Brees installs a piece of siding at a home under construction at the Habitat for Humanity Musicians Village in New Orleans’ 9th Ward in May 2007. 

It’s about how he worked to bring his adopted city of New Orleans together through his quiet words and deeds when other forces were working to tear it apart during and after Hurricane Katrina in 2005. How he planted his home in the city proper when others lived in the NOLA burbs. How his Dream Foundation charity funded programs that put boots on the ground of a wounded town to help the kids most affected by the catastrophe and rebuild their playgrounds and athletic facilities and after-school programs.

That’s why an entire city loves him, why the NFL named him its 2006 Man of the Year and Sports Illustrated its 2010 Sportsman of the Year. That will be his real lasting legacy, not football records.

But yeah, there’ll be a more functional one related to his job. It was embodied in the last NFL Draft in April, when the #1 overall choice was a 6-foot quarterback born and raised in Austin, Texas — the Browns’ Baker Mayfield. Brees not only changed minds and changed lives, he’s changed his profession.
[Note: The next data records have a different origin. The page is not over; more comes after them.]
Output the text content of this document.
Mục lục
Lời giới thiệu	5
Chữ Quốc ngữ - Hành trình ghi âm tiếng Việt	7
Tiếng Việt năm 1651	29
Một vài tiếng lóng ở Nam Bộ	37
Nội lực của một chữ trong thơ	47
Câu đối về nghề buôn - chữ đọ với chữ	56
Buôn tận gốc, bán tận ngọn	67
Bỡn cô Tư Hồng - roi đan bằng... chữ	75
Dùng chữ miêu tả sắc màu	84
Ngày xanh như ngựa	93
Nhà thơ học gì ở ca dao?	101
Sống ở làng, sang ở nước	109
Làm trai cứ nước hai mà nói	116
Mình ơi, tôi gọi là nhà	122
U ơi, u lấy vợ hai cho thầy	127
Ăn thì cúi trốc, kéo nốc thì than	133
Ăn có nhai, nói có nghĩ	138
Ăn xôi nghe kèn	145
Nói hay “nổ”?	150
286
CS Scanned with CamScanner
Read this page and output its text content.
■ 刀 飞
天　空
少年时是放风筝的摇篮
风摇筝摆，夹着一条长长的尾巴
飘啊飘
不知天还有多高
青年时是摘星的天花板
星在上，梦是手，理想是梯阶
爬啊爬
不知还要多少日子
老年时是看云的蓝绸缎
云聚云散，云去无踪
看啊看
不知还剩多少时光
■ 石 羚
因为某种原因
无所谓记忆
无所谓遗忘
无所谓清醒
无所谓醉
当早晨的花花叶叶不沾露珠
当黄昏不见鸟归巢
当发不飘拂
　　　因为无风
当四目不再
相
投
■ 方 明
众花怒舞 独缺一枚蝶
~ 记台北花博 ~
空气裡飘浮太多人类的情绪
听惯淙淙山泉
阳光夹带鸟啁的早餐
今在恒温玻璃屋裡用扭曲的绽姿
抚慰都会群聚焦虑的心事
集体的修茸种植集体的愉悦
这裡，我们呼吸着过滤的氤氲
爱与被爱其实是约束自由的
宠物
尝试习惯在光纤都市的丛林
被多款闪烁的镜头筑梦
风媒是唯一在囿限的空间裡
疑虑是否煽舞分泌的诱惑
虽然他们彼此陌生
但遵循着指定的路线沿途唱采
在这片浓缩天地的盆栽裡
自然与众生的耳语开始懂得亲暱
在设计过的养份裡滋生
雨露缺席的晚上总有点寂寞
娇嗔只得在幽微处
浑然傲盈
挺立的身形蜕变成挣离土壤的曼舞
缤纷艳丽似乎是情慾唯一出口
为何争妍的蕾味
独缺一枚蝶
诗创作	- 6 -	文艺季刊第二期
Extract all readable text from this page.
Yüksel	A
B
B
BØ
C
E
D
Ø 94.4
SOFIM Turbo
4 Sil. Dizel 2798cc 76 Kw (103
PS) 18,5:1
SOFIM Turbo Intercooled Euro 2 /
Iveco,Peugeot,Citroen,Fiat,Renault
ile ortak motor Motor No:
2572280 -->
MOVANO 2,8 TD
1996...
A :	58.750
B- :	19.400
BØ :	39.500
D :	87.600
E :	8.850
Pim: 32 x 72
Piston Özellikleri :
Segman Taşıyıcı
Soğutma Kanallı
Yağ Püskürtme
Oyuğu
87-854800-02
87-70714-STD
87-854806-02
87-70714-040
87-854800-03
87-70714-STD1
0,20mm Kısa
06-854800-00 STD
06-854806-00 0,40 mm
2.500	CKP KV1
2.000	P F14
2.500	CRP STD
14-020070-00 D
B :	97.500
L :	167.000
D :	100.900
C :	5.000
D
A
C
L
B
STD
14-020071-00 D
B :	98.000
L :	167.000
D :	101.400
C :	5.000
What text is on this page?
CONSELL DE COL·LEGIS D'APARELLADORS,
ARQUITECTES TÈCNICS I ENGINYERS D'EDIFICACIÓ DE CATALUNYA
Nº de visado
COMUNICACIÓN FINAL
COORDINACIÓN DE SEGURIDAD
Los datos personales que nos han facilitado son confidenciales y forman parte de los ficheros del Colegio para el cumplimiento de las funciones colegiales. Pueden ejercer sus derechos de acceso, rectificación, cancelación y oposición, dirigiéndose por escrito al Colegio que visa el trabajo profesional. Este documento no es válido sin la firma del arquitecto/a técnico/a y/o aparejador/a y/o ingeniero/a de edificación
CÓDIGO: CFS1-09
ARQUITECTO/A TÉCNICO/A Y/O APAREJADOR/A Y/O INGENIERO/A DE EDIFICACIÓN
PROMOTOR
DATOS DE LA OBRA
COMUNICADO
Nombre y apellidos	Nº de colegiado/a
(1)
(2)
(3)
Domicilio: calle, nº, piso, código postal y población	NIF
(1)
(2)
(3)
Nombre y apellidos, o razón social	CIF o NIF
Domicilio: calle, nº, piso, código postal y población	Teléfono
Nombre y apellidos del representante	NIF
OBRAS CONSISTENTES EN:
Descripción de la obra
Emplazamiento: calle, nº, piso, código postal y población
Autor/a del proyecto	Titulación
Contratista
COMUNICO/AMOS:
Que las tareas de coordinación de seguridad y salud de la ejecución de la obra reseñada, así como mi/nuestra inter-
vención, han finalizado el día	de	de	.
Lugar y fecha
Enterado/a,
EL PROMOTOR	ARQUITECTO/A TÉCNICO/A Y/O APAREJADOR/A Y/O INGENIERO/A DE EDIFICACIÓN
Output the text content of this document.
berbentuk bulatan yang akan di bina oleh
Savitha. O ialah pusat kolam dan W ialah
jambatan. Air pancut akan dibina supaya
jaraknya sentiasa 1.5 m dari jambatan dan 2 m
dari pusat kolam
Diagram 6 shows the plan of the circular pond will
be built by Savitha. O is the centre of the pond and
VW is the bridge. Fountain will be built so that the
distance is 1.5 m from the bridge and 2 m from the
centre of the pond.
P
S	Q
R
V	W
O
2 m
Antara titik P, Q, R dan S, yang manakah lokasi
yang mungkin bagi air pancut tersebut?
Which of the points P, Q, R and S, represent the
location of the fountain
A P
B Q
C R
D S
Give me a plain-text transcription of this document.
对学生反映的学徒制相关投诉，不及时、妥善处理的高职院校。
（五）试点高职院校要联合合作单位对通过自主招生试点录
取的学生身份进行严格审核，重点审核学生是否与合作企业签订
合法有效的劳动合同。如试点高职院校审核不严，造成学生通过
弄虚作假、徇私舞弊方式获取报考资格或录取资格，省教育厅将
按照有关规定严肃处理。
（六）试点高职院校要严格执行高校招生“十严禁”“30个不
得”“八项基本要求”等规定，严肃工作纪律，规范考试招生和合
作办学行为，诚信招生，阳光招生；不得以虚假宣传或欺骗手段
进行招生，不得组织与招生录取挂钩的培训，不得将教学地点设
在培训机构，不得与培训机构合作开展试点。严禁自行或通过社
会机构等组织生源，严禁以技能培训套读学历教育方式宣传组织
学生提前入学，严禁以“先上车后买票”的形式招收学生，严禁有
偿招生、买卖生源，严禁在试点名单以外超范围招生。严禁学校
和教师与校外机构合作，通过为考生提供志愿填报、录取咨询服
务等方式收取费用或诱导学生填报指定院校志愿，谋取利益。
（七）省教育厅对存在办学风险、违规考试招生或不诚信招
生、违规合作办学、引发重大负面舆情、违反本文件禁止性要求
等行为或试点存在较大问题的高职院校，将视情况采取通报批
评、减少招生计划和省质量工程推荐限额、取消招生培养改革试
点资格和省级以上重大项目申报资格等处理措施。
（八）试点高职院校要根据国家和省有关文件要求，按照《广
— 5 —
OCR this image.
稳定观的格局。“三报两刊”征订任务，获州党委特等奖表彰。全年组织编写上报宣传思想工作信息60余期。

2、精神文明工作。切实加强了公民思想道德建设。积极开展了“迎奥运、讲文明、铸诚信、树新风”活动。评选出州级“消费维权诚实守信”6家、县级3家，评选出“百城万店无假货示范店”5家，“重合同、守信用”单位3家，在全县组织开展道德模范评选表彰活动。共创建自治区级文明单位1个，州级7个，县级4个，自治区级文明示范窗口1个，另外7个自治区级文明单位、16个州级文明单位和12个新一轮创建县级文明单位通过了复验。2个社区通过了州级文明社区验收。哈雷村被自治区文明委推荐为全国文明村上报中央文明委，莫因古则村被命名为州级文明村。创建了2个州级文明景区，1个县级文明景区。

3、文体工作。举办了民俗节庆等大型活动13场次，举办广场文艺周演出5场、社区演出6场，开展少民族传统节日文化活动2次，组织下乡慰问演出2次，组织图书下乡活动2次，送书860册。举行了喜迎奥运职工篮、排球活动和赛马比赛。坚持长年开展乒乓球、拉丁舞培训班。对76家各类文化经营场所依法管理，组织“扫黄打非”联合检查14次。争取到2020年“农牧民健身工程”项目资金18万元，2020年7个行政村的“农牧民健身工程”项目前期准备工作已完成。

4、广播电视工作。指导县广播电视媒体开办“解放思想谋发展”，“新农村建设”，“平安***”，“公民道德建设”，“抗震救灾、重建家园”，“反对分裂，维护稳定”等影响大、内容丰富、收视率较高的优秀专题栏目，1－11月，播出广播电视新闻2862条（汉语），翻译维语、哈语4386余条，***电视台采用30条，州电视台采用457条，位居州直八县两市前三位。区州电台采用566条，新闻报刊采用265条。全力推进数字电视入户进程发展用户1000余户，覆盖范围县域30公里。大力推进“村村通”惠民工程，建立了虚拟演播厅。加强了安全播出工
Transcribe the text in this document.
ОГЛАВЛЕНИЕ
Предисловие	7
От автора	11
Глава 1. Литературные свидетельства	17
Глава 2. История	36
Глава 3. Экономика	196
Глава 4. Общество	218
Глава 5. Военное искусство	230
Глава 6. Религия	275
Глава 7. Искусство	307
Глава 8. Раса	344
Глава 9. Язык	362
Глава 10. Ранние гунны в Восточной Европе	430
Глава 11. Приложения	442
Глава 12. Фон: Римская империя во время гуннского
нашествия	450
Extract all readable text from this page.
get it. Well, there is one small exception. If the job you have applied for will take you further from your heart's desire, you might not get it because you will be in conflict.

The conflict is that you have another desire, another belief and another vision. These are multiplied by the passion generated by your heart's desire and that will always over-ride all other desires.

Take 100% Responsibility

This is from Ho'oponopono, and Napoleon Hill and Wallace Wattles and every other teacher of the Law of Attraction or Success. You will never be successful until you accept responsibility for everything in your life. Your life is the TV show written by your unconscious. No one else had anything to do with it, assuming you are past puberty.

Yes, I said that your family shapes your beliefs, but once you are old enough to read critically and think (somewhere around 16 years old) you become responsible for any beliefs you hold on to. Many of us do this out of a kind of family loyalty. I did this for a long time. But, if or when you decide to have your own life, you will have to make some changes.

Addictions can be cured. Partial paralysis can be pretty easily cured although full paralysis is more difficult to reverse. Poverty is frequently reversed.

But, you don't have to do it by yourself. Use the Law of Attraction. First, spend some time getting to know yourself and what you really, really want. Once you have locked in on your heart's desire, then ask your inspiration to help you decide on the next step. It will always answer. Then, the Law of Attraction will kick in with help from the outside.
So, in review: Brees was judged, not just out of high school but also out of college, too small, too scatter-armed, too reckless and lacking a good deep ball.

And yet, he won conference title in college, won a Super Bowl in the pros, could yet win another, is certain to be a first-ballot Pro Football Hall-of-Famer, and has won a city’s hearts.

Telling some guys what they can’t do only assures they will do it.